If you are around 37.5 weeks pregnant, you are probably ready to sprint to the hospital at the first sign of any contractions. I know I was! I am one of those moms who was sent home multiple times, even with my third pregnancy. You’d think I would know what labor was like by then!

I have been thinking about the long third-trimester a lot lately as I have been stalking facebook daily to check on the status of count them 1, 2, 3, 4, 5, 6 mothers-to-be! And they are all future-Florida Gator babies!! Wowee! I have to say all of the babies have come several days after their due dates. At least this spring, that seems to be pretty common.

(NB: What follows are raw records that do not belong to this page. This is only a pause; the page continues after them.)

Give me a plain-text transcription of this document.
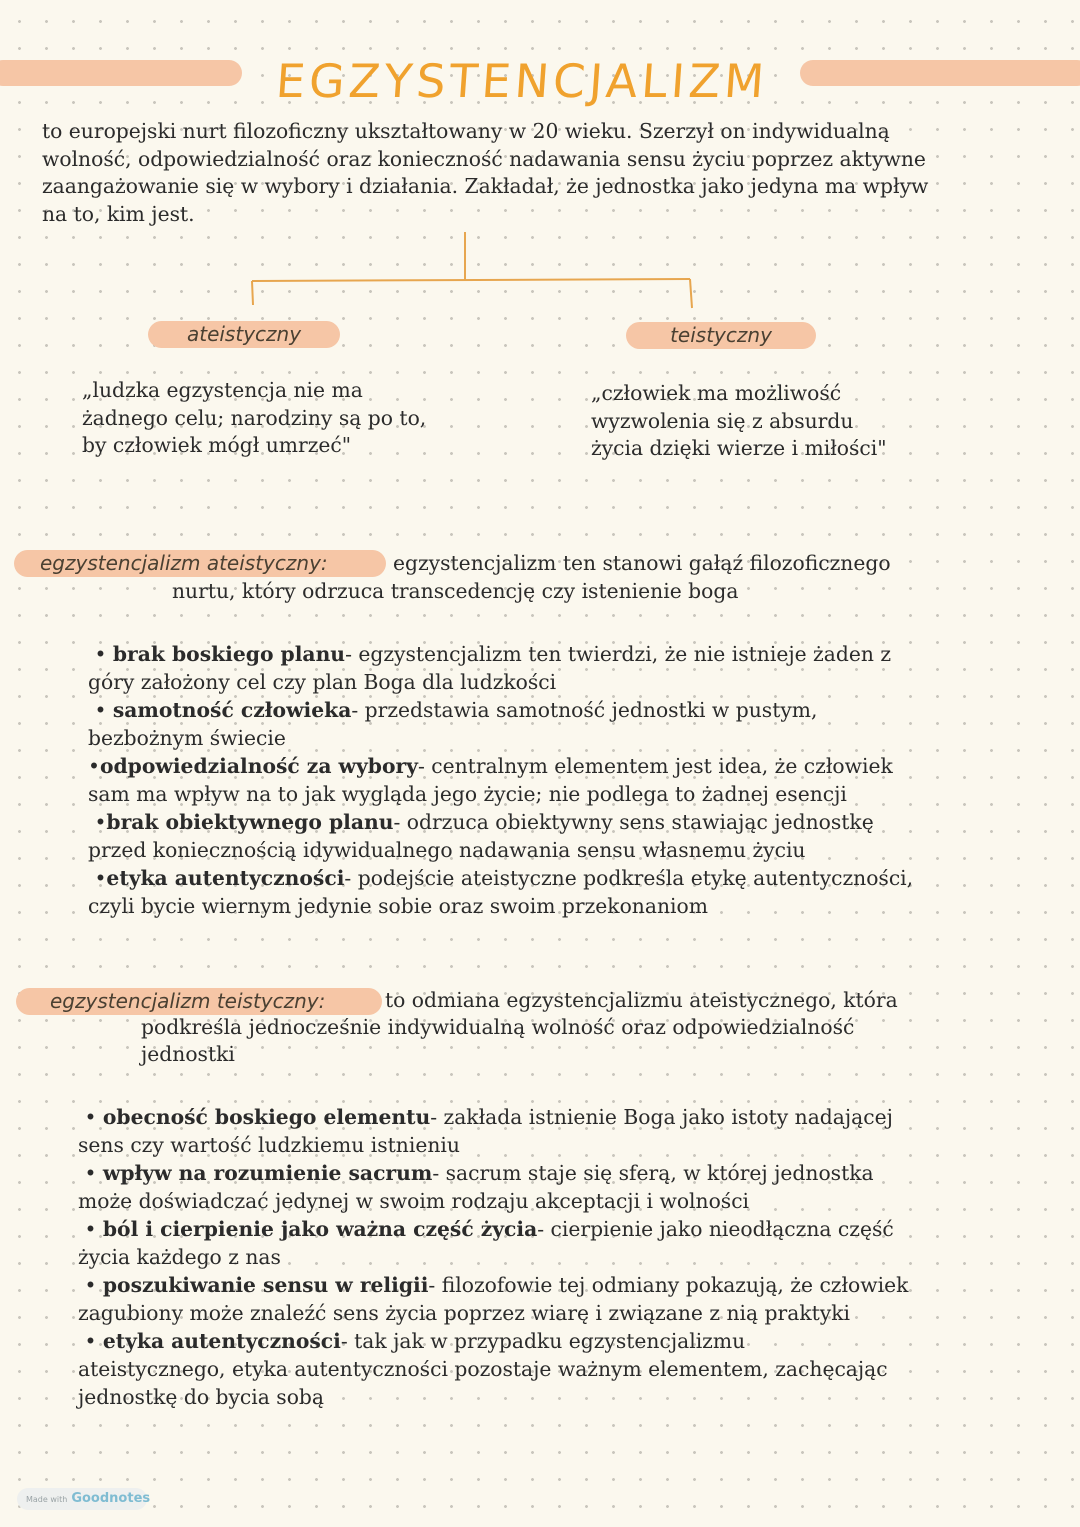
EGZYSTENCJALIZM
to europejski nurt filozoficzny ukształtowany w 20 wieku. Szerzył on indywidualną
wolność, odpowiedzialność oraz konieczność nadawania sensu życiu poprzez aktywne
zaangażowanie się w wybory i działania. Zakładał, że jednostka jako jedyna ma wpływ
na to, kim jest.
ateistyczny	teistyczny
„ludzka egzystencja nie ma
żadnego celu; narodziny są po to,
by człowiek mógł umrzeć"
„człowiek ma możliwość
wyzwolenia się z absurdu
życia dzięki wierze i miłości"
egzystencjalizm ateistyczny:	egzystencjalizm ten stanowi gałąź filozoficznego
nurtu, który odrzuca transcedencję czy istenienie boga
• brak boskiego planu- egzystencjalizm ten twierdzi, że nie istnieje żaden z
góry założony cel czy plan Boga dla ludzkości
• samotność człowieka- przedstawia samotność jednostki w pustym,
bezbożnym świecie
•odpowiedzialność za wybory- centralnym elementem jest idea, że człowiek
sam ma wpływ na to jak wygląda jego życie; nie podlega to żadnej esencji
•brak obiektywnego planu- odrzuca obiektywny sens stawiając jednostkę
przed koniecznością idywidualnego nadawania sensu własnemu życiu
•etyka autentyczności- podejście ateistyczne podkreśla etykę autentyczności,
czyli bycie wiernym jedynie sobie oraz swoim przekonaniom
egzystencjalizm teistyczny:	to odmiana egzystencjalizmu ateistycznego, która
podkreśla jednocześnie indywidualną wolność oraz odpowiedzialność
jednostki
• obecność boskiego elementu- zakłada istnienie Boga jako istoty nadającej
sens czy wartość ludzkiemu istnieniu
• wpływ na rozumienie sacrum- sacrum staje się sferą, w której jednostka
może doświadczać jedynej w swoim rodzaju akceptacji i wolności
• ból i cierpienie jako ważna część życia- cierpienie jako nieodłączna część
życia każdego z nas
• poszukiwanie sensu w religii- filozofowie tej odmiany pokazują, że człowiek
zagubiony może znaleźć sens życia poprzez wiarę i związane z nią praktyki
• etyka autentyczności- tak jak w przypadku egzystencjalizmu
ateistycznego, etyka autentyczności pozostaje ważnym elementem, zachęcając
jednostkę do bycia sobą
Made with Goodnotes
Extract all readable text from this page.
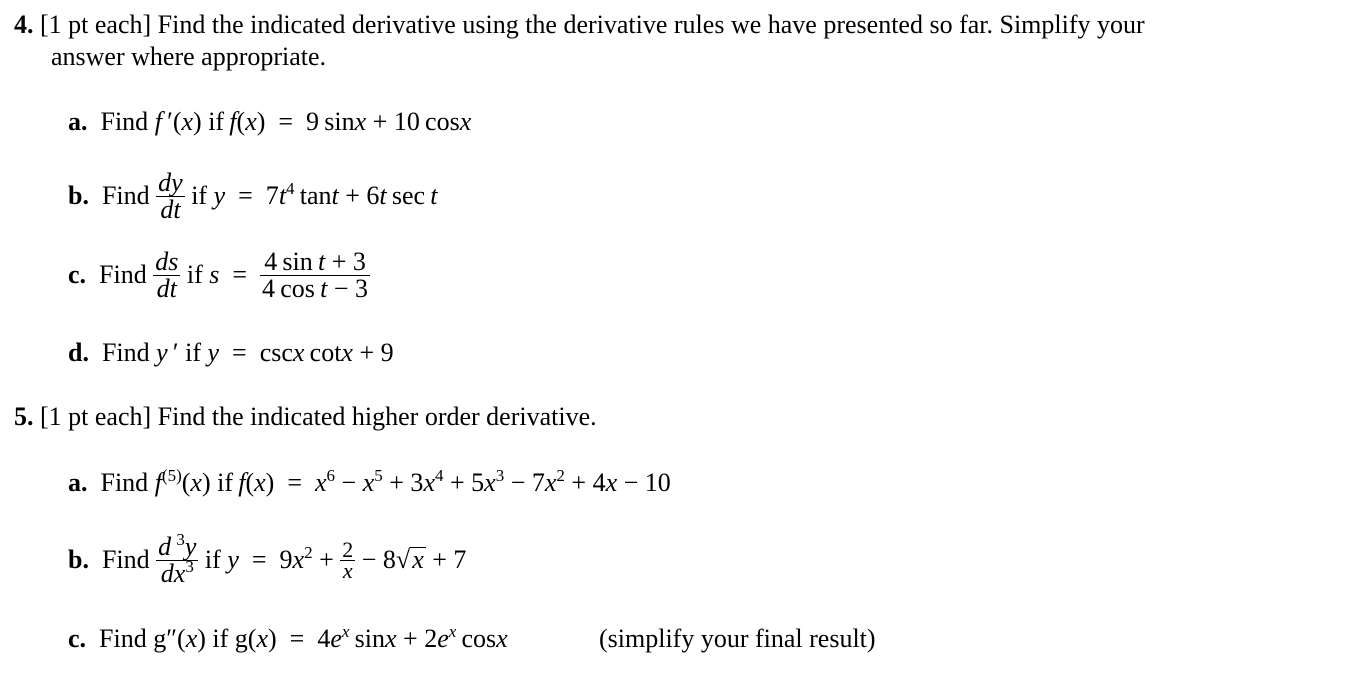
4. [1 pt each] Find the indicated derivative using the derivative rules we have presented so far. Simplify your
answer where appropriate.
a.  Find f ′(x) if f(x)  =  9 sinx + 10 cosx
b.  Find $\frac{dy}{dt}$ if $y = 7t^4$ tant + 6t sec t
c.  Find $\frac{ds}{dt}$ if $s = \frac{\text{4 sin t + 3}}{\text{4 cos t − 3}}$
d.  Find y ′ if y  =  cscx cotx + 9
5. [1 pt each] Find the indicated higher order derivative.
a.  Find $f^{(5)}(x)$ if $f(x) = x^6 - x^5 + 3x^4 + 5x^3 - 7x^2 + 4x - 10$
b.  Find $\frac{d ^3y}{dx^3}$ if $y = 9x^2 + \frac{2}{x} - 8√x + 7$
c.  Find g″(x) if $g(x) = 4e^x$ $\sin x + 2e^x$ cosx	(simplify your final result)
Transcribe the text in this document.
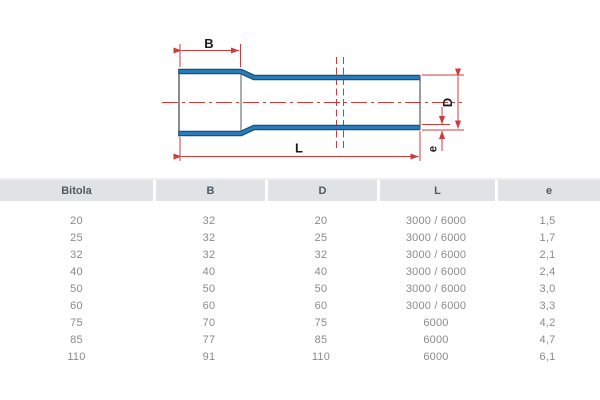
B
L
D
e
Bitola	B	D	L	e
20	32	20	3000 / 6000	1,5
25	32	25	3000 / 6000	1,7
32	32	32	3000 / 6000	2,1
40	40	40	3000 / 6000	2,4
50	50	50	3000 / 6000	3,0
60	60	60	3000 / 6000	3,3
75	70	75	6000	4,2
85	77	85	6000	4,7
110	91	110	6000	6,1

If you are playing the waiting game, I just want to send a little bit of encouragement your way. Know that your sweet little lemon drop will eventually be in your arms. Don’t feel inadequate if you aren’t dilating or effacing or leaking or having a bloody show or any of the other “signs” quite yet.

But it is sooo hard! With my first child my belly was a cone-head

 

The cone-head belly!

(and I would soon learn that I always would carry like that) so around 7 months in I had people asking me whether I was having twins. And strangers shaking their heads and saying it’ll be any day now!

So imagine my surprise when I ended up being induced at 41+ weeks and it still took about 2 days for my son to show his darling face. Sometimes I think I would be walking around with an eight year old inside me if I had not induced.

Now, two more babies later, I can see a little more clearly that babies come when they come and then time speeds up to fast forward. If I could go back to my younger self I would say, “hold on you don’t need that induction just yet.” But my younger self would probably say, “shut up!”

So as you wait, may God bless you with a healthy baby boy or girl VERY VERY SOON!